Козырнув флагу мы сходим по гулким сходням. На секунду в памяти всплывают тревоги, авралы, срочные погружения, на душе становится щемяще-тоскливо. На пирсе мы останавливемся. Командир лодки, заметив мое смятение, подходит на выгнутых, как у кавалериста, ногах, подаёт мне руку.
– Ну, что, студент, загрустил? Жалко расставаться? То-то! Сам виноват. Никто тебя за язык не тянул. Спорить с адмиралами все равно, что против ветра… Скажи спасибо, что так обошлось. Гляди, сколько у тебя попутчиков!..
Он кивает на матросов-дембелей, закуривающих первую сигарету на гражданке.

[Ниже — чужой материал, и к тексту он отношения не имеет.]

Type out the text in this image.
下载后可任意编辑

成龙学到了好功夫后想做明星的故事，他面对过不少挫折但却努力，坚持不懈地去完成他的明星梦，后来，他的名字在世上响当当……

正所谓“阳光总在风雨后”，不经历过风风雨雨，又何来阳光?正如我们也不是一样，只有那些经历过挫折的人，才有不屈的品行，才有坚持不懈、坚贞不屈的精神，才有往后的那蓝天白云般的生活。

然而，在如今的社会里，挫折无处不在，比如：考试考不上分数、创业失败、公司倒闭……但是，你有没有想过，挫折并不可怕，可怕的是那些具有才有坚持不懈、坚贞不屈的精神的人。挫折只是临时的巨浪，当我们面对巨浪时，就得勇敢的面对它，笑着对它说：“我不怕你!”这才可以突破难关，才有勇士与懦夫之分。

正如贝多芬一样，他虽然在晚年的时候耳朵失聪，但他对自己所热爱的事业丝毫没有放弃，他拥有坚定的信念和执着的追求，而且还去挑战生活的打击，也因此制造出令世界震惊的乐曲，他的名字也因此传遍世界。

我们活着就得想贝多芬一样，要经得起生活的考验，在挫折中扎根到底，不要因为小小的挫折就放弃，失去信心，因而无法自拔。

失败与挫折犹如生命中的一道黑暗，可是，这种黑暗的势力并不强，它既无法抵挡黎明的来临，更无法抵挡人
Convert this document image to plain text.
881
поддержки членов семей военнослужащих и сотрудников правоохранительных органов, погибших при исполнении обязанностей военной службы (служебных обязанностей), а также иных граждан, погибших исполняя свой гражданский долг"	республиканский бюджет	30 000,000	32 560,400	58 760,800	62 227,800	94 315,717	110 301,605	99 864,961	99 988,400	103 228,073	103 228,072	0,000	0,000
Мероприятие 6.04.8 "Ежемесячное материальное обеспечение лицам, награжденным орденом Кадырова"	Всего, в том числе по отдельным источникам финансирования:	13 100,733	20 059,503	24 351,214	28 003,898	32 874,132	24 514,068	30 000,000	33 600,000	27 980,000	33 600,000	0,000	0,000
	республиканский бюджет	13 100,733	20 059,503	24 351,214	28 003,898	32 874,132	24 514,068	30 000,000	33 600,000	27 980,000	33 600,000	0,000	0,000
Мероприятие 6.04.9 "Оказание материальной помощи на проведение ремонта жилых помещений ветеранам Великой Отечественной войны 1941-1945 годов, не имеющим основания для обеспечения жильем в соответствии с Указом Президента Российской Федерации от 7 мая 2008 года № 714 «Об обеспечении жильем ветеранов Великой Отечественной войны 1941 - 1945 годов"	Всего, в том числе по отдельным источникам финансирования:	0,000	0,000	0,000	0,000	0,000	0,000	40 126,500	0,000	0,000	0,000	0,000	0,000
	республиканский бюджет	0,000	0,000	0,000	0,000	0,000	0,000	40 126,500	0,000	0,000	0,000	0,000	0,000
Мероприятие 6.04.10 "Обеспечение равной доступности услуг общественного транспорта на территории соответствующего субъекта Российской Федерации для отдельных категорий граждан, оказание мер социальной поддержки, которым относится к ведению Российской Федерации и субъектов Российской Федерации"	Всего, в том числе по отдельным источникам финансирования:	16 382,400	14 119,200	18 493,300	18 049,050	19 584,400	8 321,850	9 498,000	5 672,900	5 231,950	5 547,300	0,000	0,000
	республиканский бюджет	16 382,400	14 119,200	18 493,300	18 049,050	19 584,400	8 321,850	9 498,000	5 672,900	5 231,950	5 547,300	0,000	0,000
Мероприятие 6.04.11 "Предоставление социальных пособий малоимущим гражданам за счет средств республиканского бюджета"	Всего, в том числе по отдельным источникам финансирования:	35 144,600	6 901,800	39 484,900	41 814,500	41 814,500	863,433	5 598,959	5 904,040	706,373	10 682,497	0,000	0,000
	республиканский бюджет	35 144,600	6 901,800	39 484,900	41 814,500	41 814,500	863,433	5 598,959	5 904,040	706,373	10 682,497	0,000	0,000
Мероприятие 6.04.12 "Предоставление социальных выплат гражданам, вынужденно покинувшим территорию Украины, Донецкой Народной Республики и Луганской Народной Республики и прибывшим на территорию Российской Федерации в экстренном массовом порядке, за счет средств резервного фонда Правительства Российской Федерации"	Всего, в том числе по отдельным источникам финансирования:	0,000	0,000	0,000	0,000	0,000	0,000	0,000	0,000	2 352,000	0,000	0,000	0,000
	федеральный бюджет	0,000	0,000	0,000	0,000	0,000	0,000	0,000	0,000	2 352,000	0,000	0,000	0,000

Пожать мне руку подходит и замполит.
– Ну, бывай, Борис Перепёлкин!.. Задал ты нам перцу, ё-у-к-л-м-н. Мой тебе совет, Боря: не высовывайся впредь, живи тихо-мирно, главное – язычок попридерживай. Перестройка-перестройкой, а язычок все равно надо придерживать.
За ним гуськом подходят другие офицеры. Все молча жмут мне руку, только Маркс Осадчий, только что вернувшийся из отпуска, допытывается:
– Слушай, Боб! В чем соль спора с этим адмиралом?.. Я слышал, что ты самому командующему фитиль вставил на политсеминаре?.. Да, ладно!?.. Ну, держи петуха! Не на век прощаемся. Я тоже, между прочим, скоро подам на дембель. Если так пойдет!..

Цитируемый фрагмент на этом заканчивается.